Okay, but Teri Louise Kelly is no M.G. Vassanji. We have here a rambling and meandering treatise on gender, transgender, drugs, life, writing, poetry, Australia, more drugs, drinking, vomit, first person POV, second person POV, etc., etc., etc. Most of the philosophical component is roughly equivalent to that guy you knew in high school who totally understood Nietzsche and spent a lot of time talking about reality while getting stoned. The gender thoughts are about as deep and very essentialized (girls like makeup, boys like sports!) although there is some glimmer of depth nearer to the end when Teri seems to get away from trying to be one gender or the other, and becomes, in eir words, undefinable. But that’s a long road (or read) to get there. Like like Teri trying on different aspects of different genders, this book tries on a bunch of roles: memoir, theory, fiction, experiment, manifesto. Maybe Teri is satisfied with the gender construct e’s built for eirself, but Bent doesn’t really come up with anything satisfying. It’s like reading Why Be Happy When You Could be Normal without the depth, and even a sprinkling of pithy bon-mots can’t elevate Bent to where it needs to be to be truly transcendent.

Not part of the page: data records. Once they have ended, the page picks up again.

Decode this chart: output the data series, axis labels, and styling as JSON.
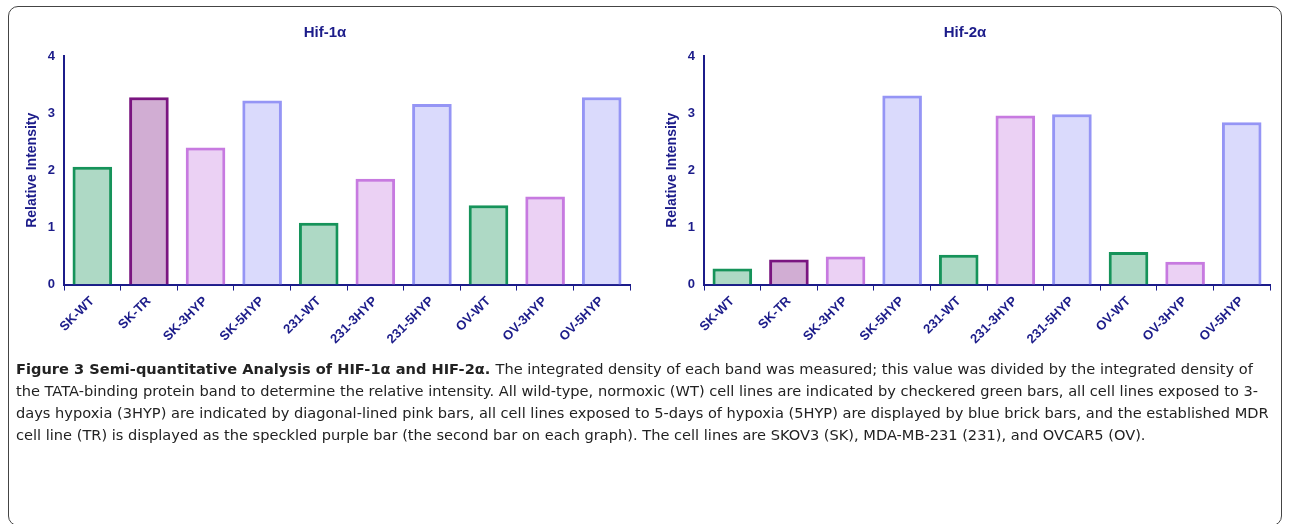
{
  "chart_data": [
    {
      "type": "bar",
      "title": "Hif-1α",
      "ylabel": "Relative Intensity",
      "categories": [
        "SK-WT",
        "SK-TR",
        "SK-3HYP",
        "SK-5HYP",
        "231-WT",
        "231-3HYP",
        "231-5HYP",
        "OV-WT",
        "OV-3HYP",
        "OV-5HYP"
      ],
      "values": [
        2.06,
        3.28,
        2.4,
        3.22,
        1.08,
        1.85,
        3.16,
        1.39,
        1.54,
        3.28
      ],
      "colors": [
        "#16935a",
        "#7a1580",
        "#c77ae0",
        "#9595f5",
        "#16935a",
        "#c77ae0",
        "#9595f5",
        "#16935a",
        "#c77ae0",
        "#9595f5"
      ],
      "ylim": [
        0,
        4
      ],
      "yticks": [
        0,
        1,
        2,
        3,
        4
      ],
      "grid": false,
      "legend": false,
      "annotations": [
        "Figure 3 Semi-quantitative Analysis of HIF-1α and HIF-2α.",
        "The integrated density of each band was measured; this value was divided by the integrated density of the TATA-binding protein band to determine the relative intensity. All wild-type, normoxic (WT) cell lines are indicated by checkered green bars, all cell lines exposed to 3-days hypoxia (3HYP) are indicated by diagonal-lined pink bars, all cell lines exposed to 5-days of hypoxia (5HYP) are displayed by blue brick bars, and the established MDR cell line (TR) is displayed as the speckled purple bar (the second bar on each graph). The cell lines are SKOV3 (SK), MDA-MB-231 (231), and OVCAR5 (OV)."
      ]
    },
    {
      "type": "bar",
      "title": "Hif-2α",
      "ylabel": "Relative Intensity",
      "categories": [
        "SK-WT",
        "SK-TR",
        "SK-3HYP",
        "SK-5HYP",
        "231-WT",
        "231-3HYP",
        "231-5HYP",
        "OV-WT",
        "OV-3HYP",
        "OV-5HYP"
      ],
      "values": [
        0.28,
        0.44,
        0.49,
        3.31,
        0.52,
        2.96,
        2.98,
        0.57,
        0.4,
        2.84
      ],
      "colors": [
        "#16935a",
        "#7a1580",
        "#c77ae0",
        "#9595f5",
        "#16935a",
        "#c77ae0",
        "#9595f5",
        "#16935a",
        "#c77ae0",
        "#9595f5"
      ],
      "ylim": [
        0,
        4
      ],
      "yticks": [
        0,
        1,
        2,
        3,
        4
      ],
      "grid": false,
      "legend": false
    }
  ]
}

And I feel bad for Teri’s kids, not because of Teri’s experimentation with gender, but because e seems to walk away from them without compunction. Obviously, it isn’t Teri’s place to say how eir kids feel, but the flippancy with which Teri discusses eir disinterest in eir kids speaks to the way the book lacks an emotional core. It makes Teri seem selfish. It makes Teri less relatable. If there’d been some sort of self-awareness or critique of eir own actions, then maybe it could be understandable, but treating one’s decision to abandon one’s family as glib and inconsequential in eir path to become the undefinable person she is, is unconscionable.
Also, you know what’s boring, let me tell you about this dream I had last night boring: pages and pages of reading about someone getting pissed or high or wasted again and again and again. Other people’s altered consciousness stories are boring. I wish the editors had cut most of the drugged out bits (as well as invested in a proof-reader to catch a bunch of little grammar and punctuation errors throughout).
I don’t know. Maybe I’m not the right person to review this book. I have no set philosophy on gender. In an hour, I can go from a liberal feminist interpretation of gender to a radical feminist one to a post-modern interpretation to anarchic. I’m muddled. Bent didn’t unmuddle me, but that was hardly its aim. Bent reminds me of some conversations I had with autoethnographers a while ago where the importance is the student’s writing of their own story, rather than necessarily the content or the style in which the student writes. I could see studiers of gender analysing Bent for background or colour, but I can’t really say it succeeds as a mainstream memoir. But, then again, maybe that isn’t the point.
I received a copy free from the publisher in exchange for an honest review.